Other than that incident, I never was “outed,” threatened, or beaten up for being gay by anyone, including the “bad boys.” During our senior year, however, I was confronted by three of them for trying to grow my hair out like The Beatles. I was told in no uncertain terms to get my hair cut. To my relief, I was not called a faggot, queer, or cocksucker.
Therefore, many years later, I realized that my high school anxiety was essentially self-induced. It was as much paranoia as it was fear and distrust. In 1967, The Buffalo Springfield sang, “Paranoia strikes deep, into your life it will creep, it starts when you’re always afraid.” For what it’s worth, they were right. I was more afraid of being exposed than I needed to be.
I know many of my gay peers have gone through similar high school experiences. And we survived. But, sadly, even today in a much more evolved America, many young gay, lesbian, bi, and transgender teenagers do not survive high school bullies. While threats against them are real and mine only imagined, I feel pain every time I learn of a beating or a suicide in the LGBT teen community and I realize how lucky I was.
I also am well aware that gay teens are not the only ones to have had painful experiences in high school. Everyone had them. I know, too, that I am not the only one to have had secrets in school. In fact, in recent months, several of my classmates have shared their surprising, painful, enlightening stories with me. They inspired me to detail mine.

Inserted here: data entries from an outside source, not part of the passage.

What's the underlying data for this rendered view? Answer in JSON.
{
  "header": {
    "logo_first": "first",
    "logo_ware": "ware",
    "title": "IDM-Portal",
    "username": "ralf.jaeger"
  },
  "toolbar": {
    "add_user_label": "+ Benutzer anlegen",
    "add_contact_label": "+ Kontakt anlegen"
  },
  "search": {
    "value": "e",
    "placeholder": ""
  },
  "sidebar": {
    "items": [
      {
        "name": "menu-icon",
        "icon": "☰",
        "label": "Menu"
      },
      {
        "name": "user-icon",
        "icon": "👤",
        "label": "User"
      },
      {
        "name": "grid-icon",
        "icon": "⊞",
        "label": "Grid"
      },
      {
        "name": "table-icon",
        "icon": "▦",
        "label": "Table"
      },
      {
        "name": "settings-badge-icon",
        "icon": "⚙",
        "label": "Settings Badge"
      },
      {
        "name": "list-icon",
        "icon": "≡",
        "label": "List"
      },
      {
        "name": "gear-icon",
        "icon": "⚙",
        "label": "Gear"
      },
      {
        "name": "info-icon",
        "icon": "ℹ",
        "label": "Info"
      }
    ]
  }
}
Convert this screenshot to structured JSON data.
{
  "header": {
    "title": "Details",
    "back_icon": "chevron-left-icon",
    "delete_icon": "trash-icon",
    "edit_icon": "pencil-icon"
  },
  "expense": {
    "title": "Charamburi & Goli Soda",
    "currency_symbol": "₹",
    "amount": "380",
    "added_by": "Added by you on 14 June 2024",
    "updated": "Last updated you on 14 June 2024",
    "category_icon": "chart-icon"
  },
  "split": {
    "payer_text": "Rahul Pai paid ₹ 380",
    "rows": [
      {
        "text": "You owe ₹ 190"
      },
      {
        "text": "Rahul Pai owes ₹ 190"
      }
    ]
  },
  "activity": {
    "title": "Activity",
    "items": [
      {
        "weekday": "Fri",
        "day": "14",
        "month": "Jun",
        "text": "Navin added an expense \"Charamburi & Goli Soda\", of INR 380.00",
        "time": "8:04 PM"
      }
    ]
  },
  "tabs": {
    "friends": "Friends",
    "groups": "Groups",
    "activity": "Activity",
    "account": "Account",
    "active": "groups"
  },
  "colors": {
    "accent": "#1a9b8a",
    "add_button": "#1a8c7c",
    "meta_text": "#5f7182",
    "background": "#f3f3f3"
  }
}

Fifty years after high school, as I contemplate my parking lot conversation with those two former “bad boys,” I realize that I, like many other non-athletic high school boys who grew into gay men, had often repeated that I “hated” the jocks in high school. But, in my case, it really was a mislabeling, a misinterpretation, and a misunderstanding. I didn’t hate the jocks; in fact I had friends among the decent, mature, intelligent ones. And they were the majority of the schools athletes. It was the roughnecks, the thugs I hated. And it wasn’t hate at all. It was fear and paranoia. I feared those hooligans and what they might do if . . .
Sometimes hindsight is 50/20.
I rarely had a class with any of the “bad boys,” but I have often wondered if I had befriended one of them and been invited to Magnolia Beach, Dag’s, or on a midnight mission into enemy territory, would I have gone. Probably not. I also have frequently thought about which one or ones, in their horny, drunken vulnerability, would have let me seduce them if I had befriended them, or, more interestingly, which ones would have attempted to seduce me.